Depois, seguiu-se a rápida curva  descendente. Diziam os boletins medicos que já nada valia a pena, que estava iminente. Oxigénio, morfina, e dentro cá dentro ainda passeavas comigo pelos cafés, ainda eras a cúmplice da minha vida, cuidávamos das crianças, faziamos bolos, as festas, as viagens, tratávamos das plantas, ajudávamo-nos uma à outra, sem censuras nem recriminações, amparo mútuo nas curvas apertadas.
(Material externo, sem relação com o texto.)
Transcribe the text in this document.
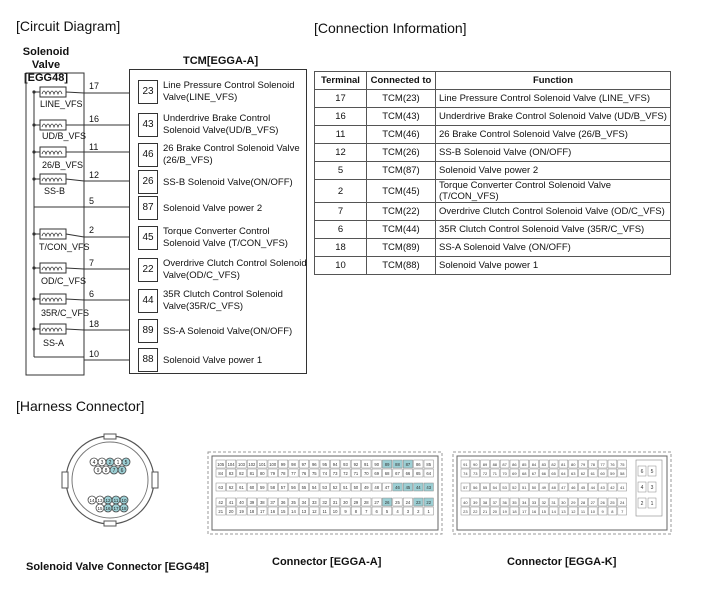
[Circuit Diagram]	[Connection Information]
[Harness Connector]
Solenoid Valve
[EGG48]
TCM[EGGA-A]
LINE_VFS
UD/B_VFS
26/B_VFS
SS-B
T/CON_VFS
OD/C_VFS
35R/C_VFS
SS-A
17
16
11
12
5
2
7
6
18
10
23
Line Pressure Control Solenoid Valve(LINE_VFS)
43
Underdrive Brake Control Solenoid Valve(UD/B_VFS)
46
26 Brake Control Solenoid Valve (26/B_VFS)
26 SS-B Solenoid Valve(ON/OFF)
87 Solenoid Valve power 2
45
Torque Converter Control Solenoid Valve (T/CON_VFS)
22
Overdrive Clutch Control Solenoid Valve(OD/C_VFS)
44
35R Clutch Control Solenoid Valve(35R/C_VFS)
89 SS-A Solenoid Valve(ON/OFF)
88 Solenoid Valve power 1
Terminal	Connected to	Function
17	TCM(23)	Line Pressure Control Solenoid Valve (LINE_VFS)
16	TCM(43)	Underdrive Brake Control Solenoid Valve (UD/B_VFS)
11	TCM(46)	26 Brake Control Solenoid Valve (26/B_VFS)
12	TCM(26)	SS-B Solenoid Valve (ON/OFF)
5	TCM(87)	Solenoid Valve power 2
2	TCM(45)	Torque Converter Control Solenoid Valve (T/CON_VFS)
7	TCM(22)	Overdrive Clutch Control Solenoid Valve (OD/C_VFS)
6	TCM(44)	35R Clutch Control Solenoid Valve (35R/C_VFS)
18	TCM(89)	SS-A Solenoid Valve (ON/OFF)
10	TCM(88)	Solenoid Valve power 1
4 3 2 1 5
9 8 7 6
14 13 12 11 10
15 16 17 18
105 104 103 102 101 100 99 98 97 96 95 94 93 92 91 90 89 88 87 86 85
84 83 82 81 80 79 78 77 76 75 74 73 72 71 70 69 68 67 66 65 64
63 62 61 60 59 58 57 56 55 54 53 52 51 50 49 48 47 46 45 44 43
42 41 40 39 38 37 36 35 34 33 32 31 30 29 28 27 26 25 24 23 22
21 20 19 18 17 16 15 14 13 12 11 10 9 8 7 6 5 4 3 2 1
91 90 89 88 87 86 85 84 83 82 81 80 79 78 77 76 75
74 73 72 71 70 69 68 67 66 65 64 63 62 61 60 59 58
57 56 55 54 53 52 51 50 49 48 47 46 45 44 43 42 41
40 39 38 37 36 35 34 33 32 31 30 29 28 27 26 25 24
23 22 21 20 19 18 17 16 15 14 13 12 11 10 9 8 7
6 5
4 3
2 1
Solenoid Valve Connector [EGG48]	Connector [EGGA-A]	Connector [EGGA-K]
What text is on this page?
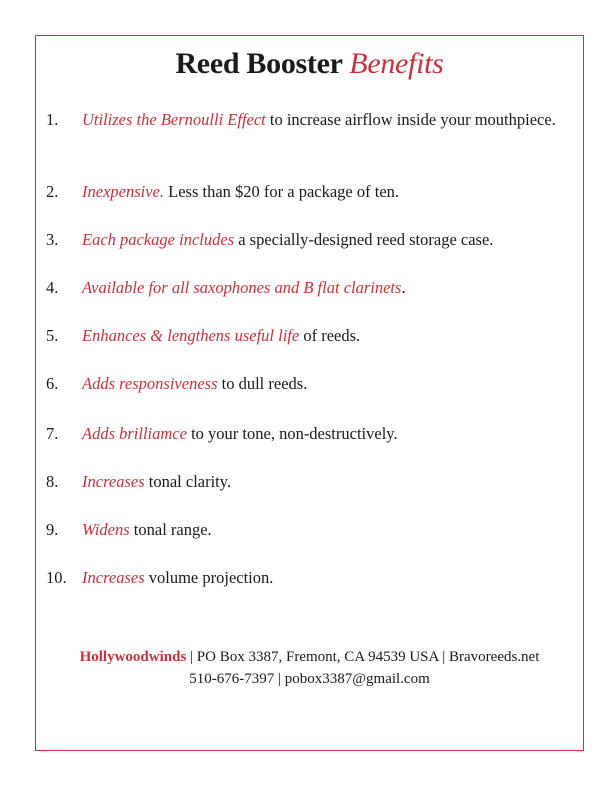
Reed Booster Benefits
1. Utilizes the Bernoulli Effect to increase airflow inside your mouthpiece.
2. Inexpensive. Less than $20 for a package of ten.
3. Each package includes a specially-designed reed storage case.
4. Available for all saxophones and B flat clarinets.
5. Enhances & lengthens useful life of reeds.
6. Adds responsiveness to dull reeds.
7. Adds brilliamce to your tone, non-destructively.
8. Increases tonal clarity.
9. Widens tonal range.
10. Increases volume projection.
Hollywoodwinds | PO Box 3387, Fremont, CA 94539 USA | Bravoreeds.net
510-676-7397 | pobox3387@gmail.com
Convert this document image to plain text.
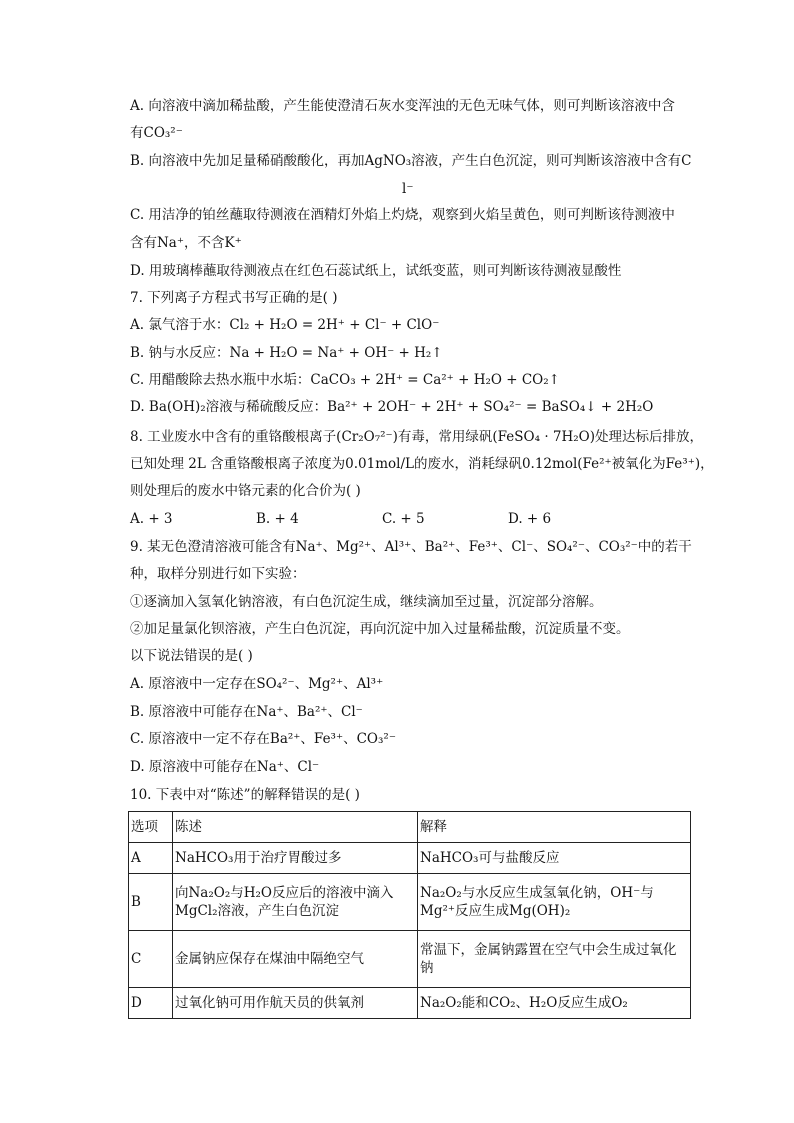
A. 向溶液中滴加稀盐酸，产生能使澄清石灰水变浑浊的无色无味气体，则可判断该溶液中含
有CO₃²⁻
B. 向溶液中先加足量稀硝酸酸化，再加AgNO₃溶液，产生白色沉淀，则可判断该溶液中含有C
l⁻
C. 用洁净的铂丝蘸取待测液在酒精灯外焰上灼烧，观察到火焰呈黄色，则可判断该待测液中
含有Na⁺，不含K⁺
D. 用玻璃棒蘸取待测液点在红色石蕊试纸上，试纸变蓝，则可判断该待测液显酸性
7. 下列离子方程式书写正确的是( )
A. 氯气溶于水：Cl₂ + H₂O = 2H⁺ + Cl⁻ + ClO⁻
B. 钠与水反应：Na + H₂O = Na⁺ + OH⁻ + H₂↑
C. 用醋酸除去热水瓶中水垢：CaCO₃ + 2H⁺ = Ca²⁺ + H₂O + CO₂↑
D. Ba(OH)₂溶液与稀硫酸反应：Ba²⁺ + 2OH⁻ + 2H⁺ + SO₄²⁻ = BaSO₄↓ + 2H₂O
8. 工业废水中含有的重铬酸根离子(Cr₂O₇²⁻)有毒，常用绿矾(FeSO₄ · 7H₂O)处理达标后排放，
已知处理 2L 含重铬酸根离子浓度为0.01mol/L的废水，消耗绿矾0.12mol(Fe²⁺被氧化为Fe³⁺)，
则处理后的废水中铬元素的化合价为( )
A. + 3	B. + 4	C. + 5	D. + 6
9. 某无色澄清溶液可能含有Na⁺、Mg²⁺、Al³⁺、Ba²⁺、Fe³⁺、Cl⁻、SO₄²⁻、CO₃²⁻中的若干
种，取样分别进行如下实验：
①逐滴加入氢氧化钠溶液，有白色沉淀生成，继续滴加至过量，沉淀部分溶解。
②加足量氯化钡溶液，产生白色沉淀，再向沉淀中加入过量稀盐酸，沉淀质量不变。
以下说法错误的是( )
A. 原溶液中一定存在SO₄²⁻、Mg²⁺、Al³⁺
B. 原溶液中可能存在Na⁺、Ba²⁺、Cl⁻
C. 原溶液中一定不存在Ba²⁺、Fe³⁺、CO₃²⁻
D. 原溶液中可能存在Na⁺、Cl⁻
10. 下表中对“陈述”的解释错误的是( )
选项	陈述	解释
A	NaHCO₃用于治疗胃酸过多	NaHCO₃可与盐酸反应
B	向Na₂O₂与H₂O反应后的溶液中滴入MgCl₂溶液，产生白色沉淀	Na₂O₂与水反应生成氢氧化钠，OH⁻与Mg²⁺反应生成Mg(OH)₂
C	金属钠应保存在煤油中隔绝空气	常温下，金属钠露置在空气中会生成过氧化钠
D	过氧化钠可用作航天员的供氧剂	Na₂O₂能和CO₂、H₂O反应生成O₂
Vi a respiração encurtar-se até que estancou para sempre, as mãos já roxas ainda nas minhas, o momento sem sentido das frias condolências do medico a dizer que sim, que era verdade, que a Anita já não estava, já tinha partido, que o papel do hospital tinha findado  e que agora era tudo com a funerária.

Dentro de mim ergueram-se coros enlouquecidos a cantar a Mãe, deram voz à minha dor pela dor que ela sofrera, não tanto por ter partido.
Com o passar dos meses renovam-se as lágrimas, tenho tido que lidar com o que a Anita deixou, acima de tudo com a implacável deterioração física que o tempo imprime à invencibilidade interna de uma Mãe.
Nesse processo, cada um está dolorosamente só.